Die Polizei erteilte bei der Aktion vor dem Verkehrsministerium nach eigenen Angaben Platzverweise und leitete Strafverfahren wegen gemeinschädlicher Sachbeschädigung und Verstoßes gegen das Versammlungsfreiheitsgesetz ein. Zudem werde geprüft, ob es zu Schäden an dem Feuerwehrauto gekommen sei durch die Farbe, sagte die Polizeisprecherin.

Von der Verleih-Firma sei jemand zum Ministerium gekommen, ihm sei das Fahrzeug übergeben worden. Nach einem Bericht der „B.Z.“ hatte der Verleiher das Auto am Montag an Menschen verliehen, die sich als Freiwillige Feuerwehr aus Brandenburg vorgestellt hatten. Sie hätten angegeben, ihr Fahrzeug sei nach einem Unfall kaputt.
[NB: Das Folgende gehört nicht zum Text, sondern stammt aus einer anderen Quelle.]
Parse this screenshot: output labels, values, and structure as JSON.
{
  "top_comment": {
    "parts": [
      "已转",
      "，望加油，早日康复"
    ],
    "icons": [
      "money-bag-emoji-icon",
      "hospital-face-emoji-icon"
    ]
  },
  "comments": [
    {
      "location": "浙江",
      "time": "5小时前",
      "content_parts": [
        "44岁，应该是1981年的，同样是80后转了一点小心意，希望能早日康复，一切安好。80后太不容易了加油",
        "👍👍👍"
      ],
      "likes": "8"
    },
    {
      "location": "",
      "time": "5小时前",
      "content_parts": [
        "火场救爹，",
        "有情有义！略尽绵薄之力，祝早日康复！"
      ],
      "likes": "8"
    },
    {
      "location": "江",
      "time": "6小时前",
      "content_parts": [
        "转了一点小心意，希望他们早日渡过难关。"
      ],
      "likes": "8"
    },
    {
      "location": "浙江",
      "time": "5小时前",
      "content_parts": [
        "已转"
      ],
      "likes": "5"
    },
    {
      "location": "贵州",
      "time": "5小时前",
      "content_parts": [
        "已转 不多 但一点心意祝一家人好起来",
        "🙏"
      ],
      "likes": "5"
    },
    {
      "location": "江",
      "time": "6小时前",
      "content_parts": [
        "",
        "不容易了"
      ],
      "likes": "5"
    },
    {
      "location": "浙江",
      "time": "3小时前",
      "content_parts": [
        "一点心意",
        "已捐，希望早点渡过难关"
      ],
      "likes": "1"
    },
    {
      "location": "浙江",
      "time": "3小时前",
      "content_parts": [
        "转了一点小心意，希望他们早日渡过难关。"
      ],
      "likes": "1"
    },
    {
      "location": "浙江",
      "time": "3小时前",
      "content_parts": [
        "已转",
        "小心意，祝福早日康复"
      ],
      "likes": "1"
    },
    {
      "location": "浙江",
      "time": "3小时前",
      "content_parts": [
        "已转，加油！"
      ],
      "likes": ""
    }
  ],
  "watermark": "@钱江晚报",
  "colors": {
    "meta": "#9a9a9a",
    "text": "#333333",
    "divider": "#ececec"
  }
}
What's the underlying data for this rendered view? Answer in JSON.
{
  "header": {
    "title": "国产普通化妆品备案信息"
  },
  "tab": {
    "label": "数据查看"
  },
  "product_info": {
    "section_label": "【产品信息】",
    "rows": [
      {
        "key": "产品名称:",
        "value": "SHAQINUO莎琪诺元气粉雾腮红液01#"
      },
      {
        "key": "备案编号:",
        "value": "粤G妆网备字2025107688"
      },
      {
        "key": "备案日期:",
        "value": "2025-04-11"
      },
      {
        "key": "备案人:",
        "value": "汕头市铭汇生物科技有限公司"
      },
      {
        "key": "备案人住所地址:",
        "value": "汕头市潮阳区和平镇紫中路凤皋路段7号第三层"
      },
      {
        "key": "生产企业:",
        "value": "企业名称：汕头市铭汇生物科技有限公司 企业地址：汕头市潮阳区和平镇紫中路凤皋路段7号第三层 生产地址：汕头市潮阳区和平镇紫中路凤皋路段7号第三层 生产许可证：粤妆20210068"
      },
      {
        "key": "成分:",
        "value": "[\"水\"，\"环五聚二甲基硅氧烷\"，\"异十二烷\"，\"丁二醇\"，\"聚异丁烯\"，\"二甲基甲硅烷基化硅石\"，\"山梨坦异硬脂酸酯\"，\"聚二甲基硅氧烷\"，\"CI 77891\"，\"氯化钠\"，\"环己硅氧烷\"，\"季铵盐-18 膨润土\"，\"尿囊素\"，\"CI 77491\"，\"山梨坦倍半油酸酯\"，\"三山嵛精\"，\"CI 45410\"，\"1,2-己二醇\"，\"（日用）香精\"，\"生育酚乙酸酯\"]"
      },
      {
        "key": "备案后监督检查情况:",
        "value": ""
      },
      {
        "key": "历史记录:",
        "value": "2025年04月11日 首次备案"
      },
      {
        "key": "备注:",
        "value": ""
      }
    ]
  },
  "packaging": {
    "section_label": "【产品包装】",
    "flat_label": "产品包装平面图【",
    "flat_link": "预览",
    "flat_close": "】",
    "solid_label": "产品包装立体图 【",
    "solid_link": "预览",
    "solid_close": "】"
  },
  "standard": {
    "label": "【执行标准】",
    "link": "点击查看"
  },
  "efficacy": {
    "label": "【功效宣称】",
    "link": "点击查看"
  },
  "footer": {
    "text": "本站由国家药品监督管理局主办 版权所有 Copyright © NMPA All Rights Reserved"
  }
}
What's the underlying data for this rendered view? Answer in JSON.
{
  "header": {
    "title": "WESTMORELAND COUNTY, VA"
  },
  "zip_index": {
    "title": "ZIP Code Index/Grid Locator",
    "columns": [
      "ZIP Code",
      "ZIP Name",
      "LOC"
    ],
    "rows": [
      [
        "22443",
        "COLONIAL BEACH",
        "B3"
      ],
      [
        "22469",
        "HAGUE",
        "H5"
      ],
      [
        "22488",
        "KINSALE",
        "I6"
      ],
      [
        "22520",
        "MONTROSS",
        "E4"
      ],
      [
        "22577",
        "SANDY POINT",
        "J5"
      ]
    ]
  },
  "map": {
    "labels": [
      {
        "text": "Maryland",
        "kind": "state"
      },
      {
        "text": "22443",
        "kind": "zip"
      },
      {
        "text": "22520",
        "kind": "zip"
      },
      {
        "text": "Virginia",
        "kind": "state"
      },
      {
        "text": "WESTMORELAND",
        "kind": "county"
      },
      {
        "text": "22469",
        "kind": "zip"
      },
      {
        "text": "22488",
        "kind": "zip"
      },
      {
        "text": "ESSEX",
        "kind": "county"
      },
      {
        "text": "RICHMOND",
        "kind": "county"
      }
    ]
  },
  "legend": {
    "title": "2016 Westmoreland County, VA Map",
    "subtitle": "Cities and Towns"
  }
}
Sie hätten im Voraus gezahlt, rund 300 bis 500 Euro pro Tag seien das etwa, zitierte der „Tagesspiegel“ den Vermieter. „Wir wurden belogen und betrogen, jetzt müssen wir das Fahrzeug reinigen, damit die Pumpe nicht beschädigt wird“, so der Inhaber weiter.

Scharfe Kritik kam von der Berliner Gewerkschaft der Polizei (GdP). „Es ist unfassbar, dass diese kriminelle Organisation mit der Feuerwehr ein Symbol des demokratischen Rechtsstaates für ihren scheinheiligen Kampf missbraucht und hier das Bild erwecken möchte, dass diese Straftaten durch unsere Kollegen unterstützt werden“, teilte Sprecher Benjamin Jendro mit.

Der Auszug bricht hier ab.